In what regions is "Do you work tonight?" clear and acceptable usage?

In my answer at ELL regarding a question of whether someone is working that evening, I suggested the alternative:

Do you work tonight?

There was a comment about this being incorrect usage, because "the present simple is used for actions or situations that occur regularly, or are always true:" "Do you smoke," "do you go to the movies," "do you like pie," etc.

I would agree with this, but in my experience adding a specific time to the verb "work" is clear, understandable, and common usage to mean "are you scheduled to work at [this time]." So:

Do you work [on] Sundays? [habitual... sort of]
Do you work [on, this] Sunday? [specific]

I grew up in the US Midwest and the East Coast, and I never thought that this usage would be strange or incorrect.

In what regions or countries would this usage be considered correct, and where would it be considered incorrect?


Do you work tonight? is perfectly good, at least in Californian American English:

Me: Do you work tonight?

You: No, I work Wednesdays. I have class tonight.

We use the simple present for future events that we understand to be planned or scheduled in some way — as if on a calendar, an appointment card, an airline ticket . . .

 


Kate Bunting commented:

AFAIK in all regions of the UK it would be "Are you working tonight?"

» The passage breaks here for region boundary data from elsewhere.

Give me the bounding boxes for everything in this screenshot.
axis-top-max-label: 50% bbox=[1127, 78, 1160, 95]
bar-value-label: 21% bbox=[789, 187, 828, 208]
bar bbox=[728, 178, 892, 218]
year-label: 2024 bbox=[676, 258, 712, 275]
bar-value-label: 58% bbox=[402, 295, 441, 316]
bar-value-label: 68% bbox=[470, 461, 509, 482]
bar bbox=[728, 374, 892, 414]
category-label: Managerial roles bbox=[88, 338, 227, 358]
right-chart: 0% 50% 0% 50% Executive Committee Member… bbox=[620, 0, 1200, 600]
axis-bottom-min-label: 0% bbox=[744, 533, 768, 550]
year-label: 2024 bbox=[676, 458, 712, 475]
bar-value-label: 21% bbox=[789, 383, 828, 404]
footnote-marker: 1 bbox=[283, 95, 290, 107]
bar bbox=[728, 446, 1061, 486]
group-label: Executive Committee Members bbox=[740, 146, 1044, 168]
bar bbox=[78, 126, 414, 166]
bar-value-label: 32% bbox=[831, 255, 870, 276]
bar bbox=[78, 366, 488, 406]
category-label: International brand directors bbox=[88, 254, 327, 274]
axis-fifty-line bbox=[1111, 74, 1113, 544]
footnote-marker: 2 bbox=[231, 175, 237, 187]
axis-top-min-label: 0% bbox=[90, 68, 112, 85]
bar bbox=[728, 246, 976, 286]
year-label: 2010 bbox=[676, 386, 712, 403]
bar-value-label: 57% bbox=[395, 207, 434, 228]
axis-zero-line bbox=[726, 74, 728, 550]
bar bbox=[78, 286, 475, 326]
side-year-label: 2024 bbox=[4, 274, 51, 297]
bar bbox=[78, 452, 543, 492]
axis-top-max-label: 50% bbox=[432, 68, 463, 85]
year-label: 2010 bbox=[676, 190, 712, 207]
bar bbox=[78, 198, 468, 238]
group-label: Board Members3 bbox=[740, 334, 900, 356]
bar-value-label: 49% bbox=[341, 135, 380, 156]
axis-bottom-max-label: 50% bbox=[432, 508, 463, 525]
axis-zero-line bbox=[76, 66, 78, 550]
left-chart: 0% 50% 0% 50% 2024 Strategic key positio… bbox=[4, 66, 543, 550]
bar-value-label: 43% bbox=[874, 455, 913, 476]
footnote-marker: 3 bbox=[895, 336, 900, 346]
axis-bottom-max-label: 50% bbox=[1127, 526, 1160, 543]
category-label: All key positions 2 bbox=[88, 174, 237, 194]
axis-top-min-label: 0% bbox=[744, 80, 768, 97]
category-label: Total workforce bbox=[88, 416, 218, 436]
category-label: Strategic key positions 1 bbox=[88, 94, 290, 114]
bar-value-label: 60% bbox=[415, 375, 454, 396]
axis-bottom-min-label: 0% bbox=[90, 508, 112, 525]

I'd agree that in my experience (various parts of the UK, mainly the NW),

  • ??/*"Do you work tonight?" sounds most peculiar. While
  • "Do you work Thursdays" is idiomatic,
  • ??/*"Do you work Thursday?", for the semelfactive rather than the habitual, is again odd sounding.
  • "Will you be working on Thursday?" or
  • "Are you working this Thursday?" is what I'd expect.

................

However, the situation is far from simple. Certainly I'd not be at all surprised to hear the semelfactives

  • "Do you take your German exam / go to see your cousin in Wales this afternoon / on Thursday?"

The distinction is perhaps that these are typically fairly rare events, rather than single instances in a probably very regular timetabling (work). But as with "Do you go to the restaurant tonight?", these would only be used if there was an expectation that the addressee might well do, that they're planned for some unknown time in the near future.


I suspect that the issue here is not a regional variation at all but variance in the way the sentence is being interpreted. If we imagine that the person being asked works the same days and hours every week, then yes, it sounds a bit strange, because this form is not really used for events that happen the same time on a regular basis. If we imagine two people who work every Monday night, it would indeed be strange for one to ask the other, "do you work tonight?" But if the schedule is irregular or highly variable, it sounds fine. "No, I work Tuesday, Wednesday, and Saturday this week but I have off tonight" might be a natural response.

Looking at the existing answers and comments, one is led to the conclusion that this is a British/American English distinction. I'm not so sure. This answer argues, to my thinking persuasively, that even examples that sound strange at first brush, such as "Wednesday we watch the movie" or "he likes it tomorrow," will work if we have a suitable context. The author would appear, by his reference to the "telly" and choice of Cameron for a politician, to most likely be British.

I would propose that perhaps this is more of a cultural than linguistic difference. In the United States, in some industries, "just-in-time" scheduling is common practice -- one does not work the same days on a regular schedule and finds out with relatively short notice which days one will work. An attempt to search found little reference to this practice in the UK. Is this practice uncommon there? It would certainly explain the difference in perception.